For immediate release: January 18, 2023
Michael Saul, Western Watersheds Project (303) 915-8308; email@example.com
Suzanne Asha Stone, International Wildlife Coexistence Network (208) 861-5177; firstname.lastname@example.org
KC York, Trap Free Montana (406)360-9095; email@example.com
Brooks Fahy, Predator Defense, (541)520-6003; firstname.lastname@example.org
Roger Dobson, Protect The Wolves™ (310) 494-6314; email@example.com
Joe Bushyhead, WildEarth Guardians, (505) 660-0284 firstname.lastname@example.org
Kristin Combs, Wyoming Wildlife Advocates, (307) 200-3057; email@example.com
DENVER, Colo. – Today, conservation groups notified the U.S. Fish and Wildlife Service for its unlawful delay in producing the mandatory 12-month finding on their Endangered Species Act listing petition for Northern Rockies gray wolves. The decision was due in July 2022, but conservation groups have gotten no indication that such a determination is forthcoming and are concerned about the absence of protection for wolves in the meantime.
Since 2009 the States of Idaho and Montana have drastically altered their wolf management laws and regulations to push populations below viable levels. Idaho, for instance, allows for essentially unregulated and unlimited wolf-killing. Although the Fish and Wildlife Service previously promised that “if a State changed their regulatory framework to authorize the unlimited and unregulated taking of wolves, a condition we have previously determined threatened a wolf population, emergency listing would be immediately pursued,” the Service has failed to act in the face what amounts to open season on wolves in the Northern Rockies.
“Maybe giving the Fish and Wildlife Service a Notice of Intent (NOI) to file a lawsuit over the unlawfully missed deadline will prompt the agency into action. Wolves are threatened by the patchwork policies of inadequate protection in the northern Rockies and need west-wide federal listing,” said Michael Saul, Colorado director of Western Watersheds Project. “The species can’t wait for the Service to waffle any longer.”
“Wolves and their pups are being brutally slaughtered for bounties in Idaho.
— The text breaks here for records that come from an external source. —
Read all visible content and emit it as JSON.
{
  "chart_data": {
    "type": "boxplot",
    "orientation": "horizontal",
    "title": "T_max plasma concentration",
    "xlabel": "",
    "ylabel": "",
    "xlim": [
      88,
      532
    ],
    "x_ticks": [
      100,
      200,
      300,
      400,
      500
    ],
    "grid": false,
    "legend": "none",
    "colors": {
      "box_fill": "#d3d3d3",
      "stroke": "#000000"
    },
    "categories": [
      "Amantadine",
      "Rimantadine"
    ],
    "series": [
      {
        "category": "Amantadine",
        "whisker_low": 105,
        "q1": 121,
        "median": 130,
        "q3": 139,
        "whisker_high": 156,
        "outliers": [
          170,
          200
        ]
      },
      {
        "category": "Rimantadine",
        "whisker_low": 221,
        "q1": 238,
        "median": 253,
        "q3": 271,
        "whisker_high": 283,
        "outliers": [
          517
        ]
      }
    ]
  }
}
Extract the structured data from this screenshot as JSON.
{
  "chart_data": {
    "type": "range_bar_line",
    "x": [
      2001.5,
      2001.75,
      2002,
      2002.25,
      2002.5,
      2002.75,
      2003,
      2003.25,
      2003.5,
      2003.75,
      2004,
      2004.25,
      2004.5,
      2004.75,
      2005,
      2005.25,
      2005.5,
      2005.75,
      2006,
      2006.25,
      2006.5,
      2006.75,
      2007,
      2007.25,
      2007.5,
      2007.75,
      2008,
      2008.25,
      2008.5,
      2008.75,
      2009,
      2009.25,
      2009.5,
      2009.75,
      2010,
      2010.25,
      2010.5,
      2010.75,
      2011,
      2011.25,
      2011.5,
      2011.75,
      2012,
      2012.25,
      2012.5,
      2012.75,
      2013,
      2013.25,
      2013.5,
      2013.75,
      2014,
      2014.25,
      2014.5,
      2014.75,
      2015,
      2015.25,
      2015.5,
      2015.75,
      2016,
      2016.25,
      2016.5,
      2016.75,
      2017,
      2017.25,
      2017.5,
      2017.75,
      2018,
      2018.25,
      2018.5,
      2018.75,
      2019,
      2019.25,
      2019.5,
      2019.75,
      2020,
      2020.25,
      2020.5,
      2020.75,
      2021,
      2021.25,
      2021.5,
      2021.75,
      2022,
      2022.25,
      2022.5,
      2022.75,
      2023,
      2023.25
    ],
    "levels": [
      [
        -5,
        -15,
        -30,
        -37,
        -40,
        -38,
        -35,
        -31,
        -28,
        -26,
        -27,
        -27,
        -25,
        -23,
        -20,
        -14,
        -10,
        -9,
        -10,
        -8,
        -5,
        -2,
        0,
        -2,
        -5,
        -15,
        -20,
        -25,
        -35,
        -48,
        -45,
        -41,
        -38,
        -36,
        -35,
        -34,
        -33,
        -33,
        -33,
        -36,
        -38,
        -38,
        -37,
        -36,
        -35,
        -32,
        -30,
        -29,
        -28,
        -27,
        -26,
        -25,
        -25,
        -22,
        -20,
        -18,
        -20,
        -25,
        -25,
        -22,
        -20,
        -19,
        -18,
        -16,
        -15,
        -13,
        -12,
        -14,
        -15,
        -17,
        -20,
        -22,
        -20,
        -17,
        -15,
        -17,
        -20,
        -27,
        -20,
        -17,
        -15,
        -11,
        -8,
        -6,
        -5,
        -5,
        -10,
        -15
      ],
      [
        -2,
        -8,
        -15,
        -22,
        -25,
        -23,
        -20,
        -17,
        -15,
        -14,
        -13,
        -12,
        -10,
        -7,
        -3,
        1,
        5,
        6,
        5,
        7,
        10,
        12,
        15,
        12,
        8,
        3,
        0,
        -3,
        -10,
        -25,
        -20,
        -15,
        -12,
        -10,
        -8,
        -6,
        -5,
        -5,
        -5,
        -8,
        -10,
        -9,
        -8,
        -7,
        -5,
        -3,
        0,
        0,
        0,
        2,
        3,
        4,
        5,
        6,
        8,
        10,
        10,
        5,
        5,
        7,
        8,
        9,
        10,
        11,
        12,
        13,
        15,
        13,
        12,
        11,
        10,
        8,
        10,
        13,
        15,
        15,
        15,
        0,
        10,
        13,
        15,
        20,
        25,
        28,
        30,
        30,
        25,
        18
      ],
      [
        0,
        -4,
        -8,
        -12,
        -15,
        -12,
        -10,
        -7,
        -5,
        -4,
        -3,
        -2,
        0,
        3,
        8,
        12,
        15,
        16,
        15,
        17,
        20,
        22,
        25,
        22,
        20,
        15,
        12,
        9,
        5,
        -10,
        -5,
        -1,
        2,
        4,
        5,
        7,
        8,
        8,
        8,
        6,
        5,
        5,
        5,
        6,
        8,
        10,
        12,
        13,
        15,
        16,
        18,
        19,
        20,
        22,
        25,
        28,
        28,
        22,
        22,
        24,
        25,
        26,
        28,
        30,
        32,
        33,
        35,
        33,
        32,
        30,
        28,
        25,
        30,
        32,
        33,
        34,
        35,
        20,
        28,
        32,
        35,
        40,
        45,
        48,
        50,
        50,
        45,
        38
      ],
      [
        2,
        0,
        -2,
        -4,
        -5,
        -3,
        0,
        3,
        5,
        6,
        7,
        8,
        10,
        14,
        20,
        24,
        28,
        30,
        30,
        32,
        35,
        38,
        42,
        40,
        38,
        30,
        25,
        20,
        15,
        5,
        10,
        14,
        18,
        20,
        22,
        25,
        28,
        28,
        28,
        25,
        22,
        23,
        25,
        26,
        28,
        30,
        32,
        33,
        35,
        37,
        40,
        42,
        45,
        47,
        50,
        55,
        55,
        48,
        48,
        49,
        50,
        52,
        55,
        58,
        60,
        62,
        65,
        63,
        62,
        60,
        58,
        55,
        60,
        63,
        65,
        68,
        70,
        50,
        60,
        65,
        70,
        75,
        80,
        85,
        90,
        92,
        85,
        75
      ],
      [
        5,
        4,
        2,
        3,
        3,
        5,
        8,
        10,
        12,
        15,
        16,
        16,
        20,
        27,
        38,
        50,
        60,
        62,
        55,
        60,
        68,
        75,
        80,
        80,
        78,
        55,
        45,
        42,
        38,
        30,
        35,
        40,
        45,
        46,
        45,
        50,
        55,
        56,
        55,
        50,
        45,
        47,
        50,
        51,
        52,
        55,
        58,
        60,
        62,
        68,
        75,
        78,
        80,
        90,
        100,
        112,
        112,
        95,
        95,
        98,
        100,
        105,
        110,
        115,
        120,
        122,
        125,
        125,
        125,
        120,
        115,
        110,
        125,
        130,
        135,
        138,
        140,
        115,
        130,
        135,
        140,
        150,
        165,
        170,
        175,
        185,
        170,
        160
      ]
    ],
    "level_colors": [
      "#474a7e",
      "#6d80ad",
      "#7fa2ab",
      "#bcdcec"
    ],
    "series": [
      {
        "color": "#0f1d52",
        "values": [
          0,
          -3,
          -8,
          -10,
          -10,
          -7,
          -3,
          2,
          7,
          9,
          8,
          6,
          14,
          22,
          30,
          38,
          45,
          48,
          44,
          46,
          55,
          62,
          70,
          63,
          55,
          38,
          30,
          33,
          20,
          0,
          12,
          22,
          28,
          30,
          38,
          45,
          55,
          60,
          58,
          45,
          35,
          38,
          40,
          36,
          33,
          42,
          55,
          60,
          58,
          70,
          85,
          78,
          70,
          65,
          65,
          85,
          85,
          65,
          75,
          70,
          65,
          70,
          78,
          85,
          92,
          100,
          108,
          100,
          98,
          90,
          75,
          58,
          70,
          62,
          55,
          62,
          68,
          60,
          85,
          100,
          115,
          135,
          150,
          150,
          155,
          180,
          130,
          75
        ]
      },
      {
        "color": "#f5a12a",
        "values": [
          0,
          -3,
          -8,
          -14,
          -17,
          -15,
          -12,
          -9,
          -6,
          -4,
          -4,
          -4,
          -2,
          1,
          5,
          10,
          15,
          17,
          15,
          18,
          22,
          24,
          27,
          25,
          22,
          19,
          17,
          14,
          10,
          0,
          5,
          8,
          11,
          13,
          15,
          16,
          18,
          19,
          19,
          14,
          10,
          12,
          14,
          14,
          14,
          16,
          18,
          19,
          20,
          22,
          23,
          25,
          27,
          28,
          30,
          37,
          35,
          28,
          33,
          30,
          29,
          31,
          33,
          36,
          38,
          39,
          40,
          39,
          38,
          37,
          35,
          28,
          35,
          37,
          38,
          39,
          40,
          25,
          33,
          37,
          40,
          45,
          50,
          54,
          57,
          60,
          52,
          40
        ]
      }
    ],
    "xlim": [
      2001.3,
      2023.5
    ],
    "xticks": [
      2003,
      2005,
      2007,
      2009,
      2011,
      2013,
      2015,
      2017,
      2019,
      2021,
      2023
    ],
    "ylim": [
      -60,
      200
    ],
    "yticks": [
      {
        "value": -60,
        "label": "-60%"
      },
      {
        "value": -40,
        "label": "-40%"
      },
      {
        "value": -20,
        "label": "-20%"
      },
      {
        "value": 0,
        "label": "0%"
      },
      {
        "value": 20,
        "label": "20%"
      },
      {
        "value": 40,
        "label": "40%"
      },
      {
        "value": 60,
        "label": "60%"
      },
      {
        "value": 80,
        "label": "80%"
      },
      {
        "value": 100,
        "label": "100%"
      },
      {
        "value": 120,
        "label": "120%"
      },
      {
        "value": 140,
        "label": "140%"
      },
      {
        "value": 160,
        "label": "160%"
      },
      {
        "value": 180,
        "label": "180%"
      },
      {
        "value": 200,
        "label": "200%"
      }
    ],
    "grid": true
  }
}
No one knows how many are left. This isn’t recovery: it is state sanctioned persecution and eradication of intelligent, socially-bonded, and ecologically important animals. It’s way past time for Director Martha Williams to intervene,” said Suzanne Asha Stone, director of the idaho-based International Wildlife Coexistence Network.
“Wolves are suffering at the hands of humans and efforts to increase the persecution continue while those entrusted to protect them are unresponsive,” said KC York, president and founder of Trap Free Montana. “Over 168,000 comments and substantial information have been submitted to USFWS for relisting. This inaction intensifies the collateral damage to non-target trappings of wildlife and pets and to all those who value wolves alive. It is the responsibility of the USFWS to stop this radical politically driven mismanagement of wolves, now, and restore public confidence in the USFWS.”
“We are appalled by the USFWS delay,” said Brooks Fahy, executive director of Predator Defense, a national wildlife advocacy nonprofit. “Intact wolf families are essential to our ecosystems, yet USFWS has green-lighted perpetual slaughter by dithering over the listing decision.”
“Wolves continue to die in Montana, Idaho, and Wyoming while waiting on a decision from the USFWS. A timely determination could have saved countless lives,” says Kristin Combs of Wyoming Wildlife Advocates. “Wyoming’s policy of listing wolves as predators in over 85% of the state means they can be killed year-round with no license or oversight. The health of Wyoming’s deer and elk herds continues to suffer while wolves are killed just for existing.”
“Northern Rockies wolves need federal protections now,” said Joe Bushyhead, endangered species attorney with WildEarth Guardians. “Anti-wolf zealots in Montana, Idaho, and Wyoming have taken direct aim at the species in what should be its stronghold. Cruel, unscientific hunting and trapping seasons are underway. This is not the time for bureaucratic dithering.”